On the minimum degree of minimal Ramsey graphs for cliques versus cycles

A graph $G$ is said to be $q$-Ramsey for a $q$-tuple of graphs $(H_1,\ldots,H_q)$, denoted by $G\to_q(H_1,\ldots,H_q)$, if every $q$-edge-coloring of $G$ contains a monochromatic copy of $H_i$ in color $i,$ for some $i\in[q]$. Let $s_q(H_1,\ldots,H_q)$ denote the smallest minimum degree of $G$ over all graphs $G$ that are minimal $q$-Ramsey for $(H_1,\ldots,H_q)$ (with respect to subgraph inclusion). The study of this parameter was initiated in 1976 by Burr, Erd\H{o}s and Lov\'asz, who determined its value precisely for a pair of cliques.
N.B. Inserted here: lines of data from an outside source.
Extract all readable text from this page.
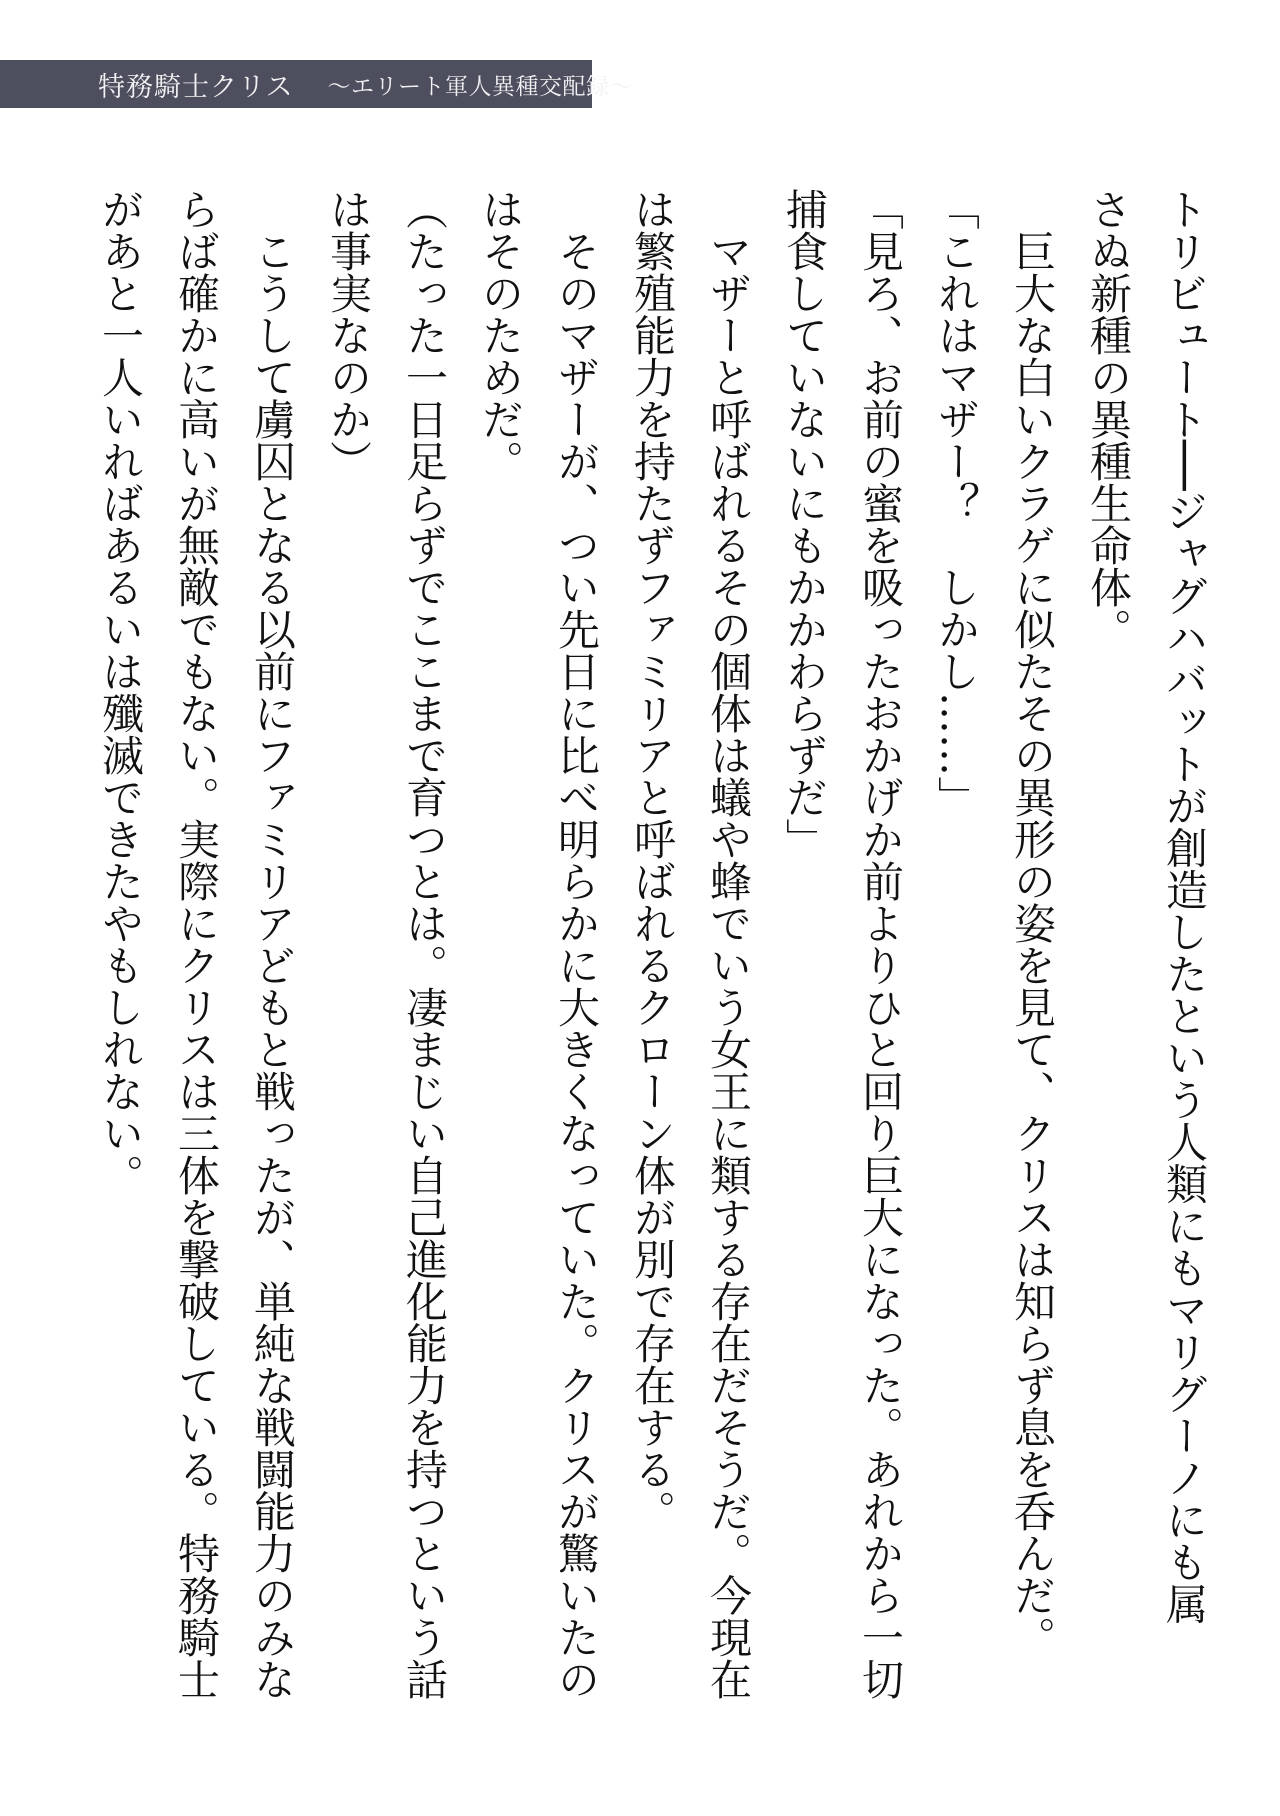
特務騎士クリス 〜エリート軍人異種交配録〜

トリビュート──ジャグハバットが創造したという人類にもマリグーノにも属

さぬ新種の異種生命体。

巨大な白いクラゲに似たその異形の姿を見て、クリスは知らず息を呑んだ。

「これはマザー？　しかし……」

「見ろ、お前の蜜を吸ったおかげか前よりひと回り巨大になった。あれから一切

捕食していないにもかかわらずだ」

マザーと呼ばれるその個体は蟻や蜂でいう女王に類する存在だそうだ。今現在

は繁殖能力を持たずファミリアと呼ばれるクローン体が別で存在する。

そのマザーが、つい先日に比べ明らかに大きくなっていた。クリスが驚いたの

はそのためだ。

（たった一日足らずでここまで育つとは。凄まじい自己進化能力を持つという話

は事実なのか）

こうして虜囚となる以前にファミリアどもと戦ったが、単純な戦闘能力のみな

らば確かに高いが無敵でもない。実際にクリスは三体を撃破している。特務騎士

があと一人いればあるいは殲滅できたやもしれない。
Over the past two decades the parameter $s_q$ has been studied by several groups of authors, the main focus being on the symmetric case, where $H_i\cong H$ for all $i\in [q]$. The asymmetric case, in contrast, has received much less attention. In this paper, we make progress in this direction, studying asymmetric tuples consisting of cliques, cycles and trees. We determine $s_2(H_1,H_2)$ when $(H_1,H_2)$ is a pair of one clique and one tree, a pair of one clique and one cycle, and when it is a pair of two different cycles. We also generalize our results to multiple colors and obtain bounds on $s_q(C_\ell,\ldots,C_\ell,K_t,\ldots,K_t)$ in terms of the size of the cliques $t$, the number of cycles, and the number of cliques. Our bounds are tight up to logarithmic factors when two of the three parameters are fixed.